AJB Temple wrote:Yes....but. I have a Canon 85mm EF1.2L that we bought specifically for business portrait and brochure work. It has stunning image quality on a full frame camera, but wide open the depth of field is so shallow that you can do a face with only part of it in focus but one eye super sharp. I found it quite a difficult lens to get used to.
Mine is the cheaper f/1.8 EF, but I know what you mean. That's really handy for exact focussing though. I run Magic Lantern, 3rd party camera firmware in the 6D, which lets me have focus peaking on the back screen or the HDMI output - the faster the lens the better it works.
Irony this last week: the Domestic Controller wanted a new passport photo, so I got out the 85mm, and took the pic at f/2.2 - pin sharp, can see every hair, background nicely bland and out of focus, etc.

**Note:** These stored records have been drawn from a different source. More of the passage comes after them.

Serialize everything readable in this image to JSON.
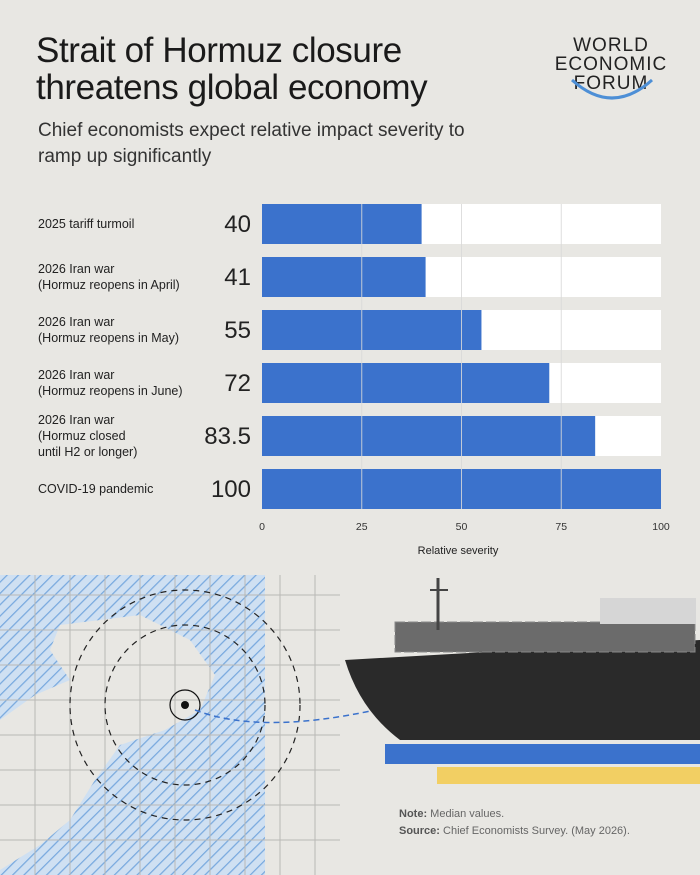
{
  "header": {
    "title": "Strait of Hormuz closure threatens global economy",
    "subtitle": "Chief economists expect relative impact severity to ramp up significantly"
  },
  "logo": {
    "lines": [
      "WORLD",
      "ECONOMIC",
      "FORUM"
    ]
  },
  "chart_data": {
    "type": "bar",
    "orientation": "horizontal",
    "categories": [
      [
        "2025 tariff turmoil"
      ],
      [
        "2026 Iran war",
        "(Hormuz reopens in April)"
      ],
      [
        "2026 Iran war",
        "(Hormuz reopens in May)"
      ],
      [
        "2026 Iran war",
        "(Hormuz reopens in June)"
      ],
      [
        "2026 Iran war",
        "(Hormuz closed",
        "until H2 or longer)"
      ],
      [
        "COVID-19 pandemic"
      ]
    ],
    "values": [
      40,
      41,
      55,
      72,
      83.5,
      100
    ],
    "value_labels": [
      "40",
      "41",
      "55",
      "72",
      "83.5",
      "100"
    ],
    "xlabel": "Relative severity",
    "xlim": [
      0,
      100
    ],
    "xticks": [
      "0",
      "25",
      "50",
      "75",
      "100"
    ],
    "grid": true,
    "colors": {
      "bar": "#3b72cc",
      "track": "#ffffff",
      "grid": "#d9d9d9"
    }
  },
  "footer": {
    "note_label": "Note:",
    "note_text": "Median values.",
    "source_label": "Source:",
    "source_text": "Chief Economists Survey. (May 2026)."
  }
}
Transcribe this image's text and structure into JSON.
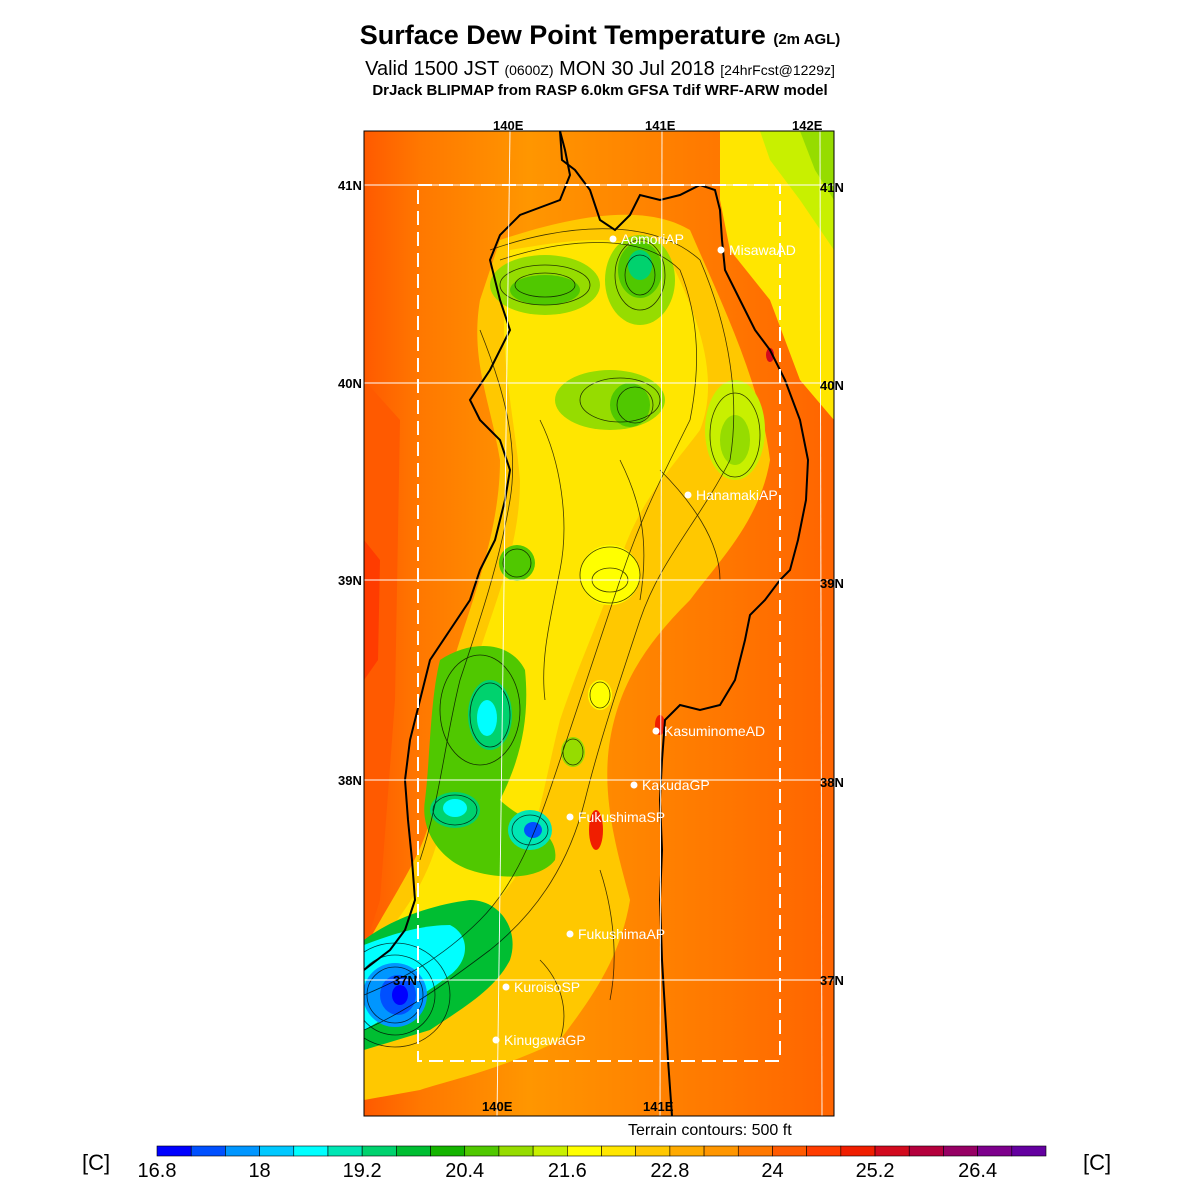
{
  "title": {
    "main": "Surface Dew Point Temperature",
    "agl": "(2m AGL)"
  },
  "valid": {
    "prefix": "Valid 1500 JST",
    "zulu": "(0600Z)",
    "date": "MON 30 Jul 2018",
    "fcst": "[24hrFcst@1229z]"
  },
  "model_line": "DrJack BLIPMAP from RASP 6.0km GFSA Tdif WRF-ARW model",
  "lon_top": [
    "140E",
    "141E",
    "142E"
  ],
  "lon_bottom": [
    "140E",
    "141E"
  ],
  "lat_left": [
    "41N",
    "40N",
    "39N",
    "38N",
    "37N"
  ],
  "lat_right": [
    "41N",
    "40N",
    "39N",
    "38N",
    "37N"
  ],
  "stations": [
    "AomoriAP",
    "MisawaAD",
    "HanamakiAP",
    "KasuminomeAD",
    "KakudaGP",
    "FukushimaSP",
    "FukushimaAP",
    "KuroisoSP",
    "KinugawaGP"
  ],
  "terrain_note": "Terrain contours: 500 ft",
  "colorbar": {
    "unit_left": "[C]",
    "unit_right": "[C]",
    "labels": [
      "16.8",
      "18",
      "19.2",
      "20.4",
      "21.6",
      "22.8",
      "24",
      "25.2",
      "26.4"
    ],
    "colors": [
      "#0000ff",
      "#0050ff",
      "#0096ff",
      "#00c8ff",
      "#00ffff",
      "#00e6b4",
      "#00d26e",
      "#00be32",
      "#14b400",
      "#50c800",
      "#96dc00",
      "#c8f000",
      "#ffff00",
      "#ffe600",
      "#ffc800",
      "#ffaa00",
      "#ff9600",
      "#ff7800",
      "#ff5a00",
      "#ff3c00",
      "#f01e00",
      "#d20a1e",
      "#b4003c",
      "#960064",
      "#7d008c",
      "#6400a0"
    ]
  }
}
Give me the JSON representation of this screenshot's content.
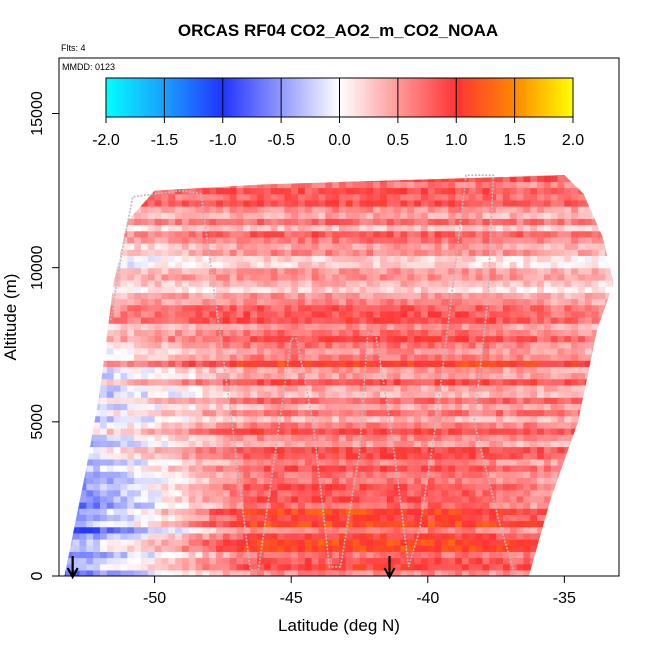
{
  "chart_data": {
    "type": "heatmap",
    "title": "ORCAS RF04 CO2_AO2_m_CO2_NOAA",
    "flights_note": "Flts: 4",
    "date_note": "MMDD: 0123",
    "xlabel": "Latitude (deg N)",
    "ylabel": "Altitude (m)",
    "xlim": [
      -53.5,
      -33
    ],
    "ylim": [
      0,
      16800
    ],
    "x_ticks": [
      -50,
      -45,
      -40,
      -35
    ],
    "x_tick_labels": [
      "-50",
      "-45",
      "-40",
      "-35"
    ],
    "y_ticks": [
      0,
      5000,
      10000,
      15000
    ],
    "y_tick_labels": [
      "0",
      "5000",
      "10000",
      "15000"
    ],
    "colorbar": {
      "range": [
        -2.0,
        2.0
      ],
      "ticks": [
        -2.0,
        -1.5,
        -1.0,
        -0.5,
        0.0,
        0.5,
        1.0,
        1.5,
        2.0
      ],
      "tick_labels": [
        "-2.0",
        "-1.5",
        "-1.0",
        "-0.5",
        "0.0",
        "0.5",
        "1.0",
        "1.5",
        "2.0"
      ],
      "colors": [
        "#00ffff",
        "#1a9fff",
        "#2233ff",
        "#ffffff",
        "#ff3333",
        "#ff8800",
        "#ffff00"
      ]
    },
    "arrows_at_lat": [
      -53.0,
      -41.4
    ],
    "outline": {
      "left_edge": [
        [
          -53.3,
          0
        ],
        [
          -52.5,
          3500
        ],
        [
          -52.0,
          6000
        ],
        [
          -51.5,
          9500
        ],
        [
          -51.0,
          11500
        ],
        [
          -50.0,
          12500
        ],
        [
          -48.0,
          12600
        ],
        [
          -46.0,
          12700
        ]
      ],
      "right_edge": [
        [
          -36.3,
          0
        ],
        [
          -35.5,
          2500
        ],
        [
          -34.5,
          5000
        ],
        [
          -33.8,
          8000
        ],
        [
          -33.2,
          9500
        ],
        [
          -33.6,
          11000
        ],
        [
          -34.3,
          12400
        ],
        [
          -35.0,
          13000
        ]
      ],
      "top_left_lat": -49.5,
      "top_right_lat": -34.8
    },
    "flight_track": [
      [
        -51.6,
        8300
      ],
      [
        -51.2,
        10500
      ],
      [
        -50.8,
        12300
      ],
      [
        -49.0,
        12500
      ],
      [
        -48.3,
        12400
      ],
      [
        -47.2,
        5200
      ],
      [
        -46.5,
        200
      ],
      [
        -46.2,
        200
      ],
      [
        -45.5,
        4500
      ],
      [
        -45.0,
        7700
      ],
      [
        -44.8,
        7700
      ],
      [
        -44.2,
        5000
      ],
      [
        -43.6,
        300
      ],
      [
        -43.2,
        300
      ],
      [
        -42.5,
        4000
      ],
      [
        -42.2,
        7900
      ],
      [
        -41.9,
        7800
      ],
      [
        -41.3,
        4500
      ],
      [
        -40.7,
        300
      ],
      [
        -40.3,
        1500
      ],
      [
        -39.7,
        5000
      ],
      [
        -39.0,
        10000
      ],
      [
        -38.6,
        13000
      ],
      [
        -37.6,
        13000
      ],
      [
        -37.8,
        9000
      ],
      [
        -38.3,
        5000
      ],
      [
        -37.4,
        1800
      ],
      [
        -36.8,
        0
      ]
    ],
    "anomaly_profile": [
      {
        "alt": 500,
        "left": -0.6,
        "center": 0.75,
        "right": 0.6
      },
      {
        "alt": 1500,
        "left": -0.9,
        "center": 0.85,
        "right": 0.55
      },
      {
        "alt": 2500,
        "left": -0.7,
        "center": 0.95,
        "right": 0.45
      },
      {
        "alt": 3500,
        "left": -0.5,
        "center": 0.8,
        "right": 0.45
      },
      {
        "alt": 4500,
        "left": -0.35,
        "center": 0.6,
        "right": 0.5
      },
      {
        "alt": 5500,
        "left": -0.25,
        "center": 0.55,
        "right": 0.6
      },
      {
        "alt": 6500,
        "left": -0.15,
        "center": 0.75,
        "right": 0.7
      },
      {
        "alt": 7500,
        "left": 0.1,
        "center": 0.8,
        "right": 0.55
      },
      {
        "alt": 8500,
        "left": 0.25,
        "center": 0.6,
        "right": 0.35
      },
      {
        "alt": 9500,
        "left": 0.2,
        "center": 0.4,
        "right": 0.2
      },
      {
        "alt": 10500,
        "left": -0.1,
        "center": 0.45,
        "right": 0.25
      },
      {
        "alt": 11500,
        "left": 0.35,
        "center": 0.6,
        "right": 0.45
      },
      {
        "alt": 12500,
        "left": 0.5,
        "center": 0.7,
        "right": 0.55
      }
    ]
  }
}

The Passport Office's on-line app initially rejected the image as being "blurry". I'd given her the jpeg as she was in a rush, so dropped the raw file into AfterShot and bumped the contrast and brightness up a bit, and the app was perfectly happy.

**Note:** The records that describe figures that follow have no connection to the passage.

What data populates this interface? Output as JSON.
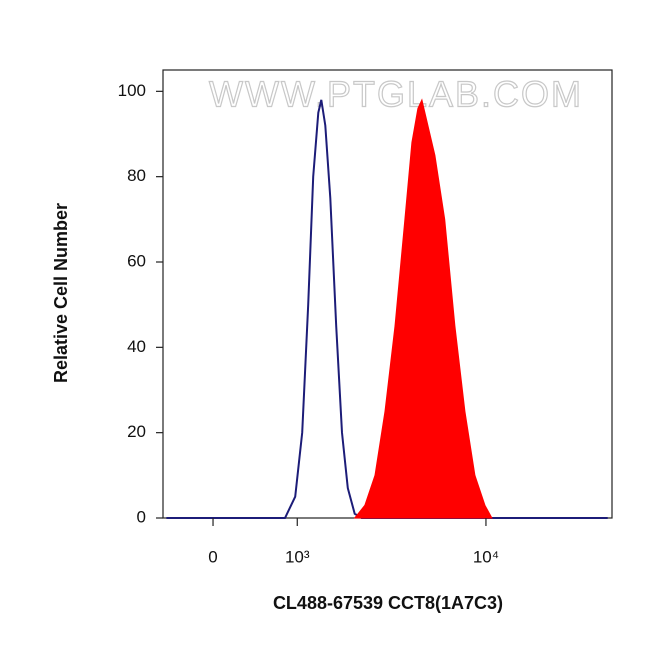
{
  "chart_data": {
    "type": "histogram-overlay",
    "watermark": "WWW.PTGLAB.COM",
    "x_label": "CL488-67539 CCT8(1A7C3)",
    "y_label": "Relative Cell Number",
    "x_scale": "biexponential",
    "xlim": [
      -540,
      42000
    ],
    "xticks": [
      0,
      {
        "value": 1000,
        "label": "10³"
      },
      {
        "value": 10000,
        "label": "10⁴"
      }
    ],
    "ylim": [
      0,
      105
    ],
    "yticks": [
      0,
      20,
      40,
      60,
      80,
      100
    ],
    "series": [
      {
        "color": "#1c1c78",
        "fill": false,
        "x": [
          -500,
          822,
          969,
          1077,
          1176,
          1261,
          1353,
          1409,
          1487,
          1588,
          1714,
          1847,
          1987,
          2164,
          2355,
          40000
        ],
        "values": [
          0,
          0,
          5,
          20,
          50,
          80,
          95,
          98,
          92,
          75,
          45,
          20,
          7,
          1,
          0,
          0
        ]
      },
      {
        "color": "#ff0000",
        "fill": true,
        "x": [
          2164,
          2450,
          2767,
          3117,
          3504,
          3938,
          4271,
          4581,
          4797,
          5139,
          5571,
          6237,
          7011,
          7866,
          8811,
          9882,
          10701
        ],
        "values": [
          0,
          3,
          10,
          25,
          45,
          70,
          88,
          96,
          98,
          92,
          85,
          70,
          45,
          25,
          10,
          3,
          0
        ]
      }
    ]
  }
}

The Passport Office instructions say not to post-process the image in any way.
<sigh>
E.
PS: my Canon 85 vignettes nastily. It's OK for portraiture, but very noticeable on other subjects (and the plain light-blue background to her passport photo). I inherited it recently, and I still enjoy using it, but the penny has now dropped that it was probably designed for an APS camera body (dad had a 350D).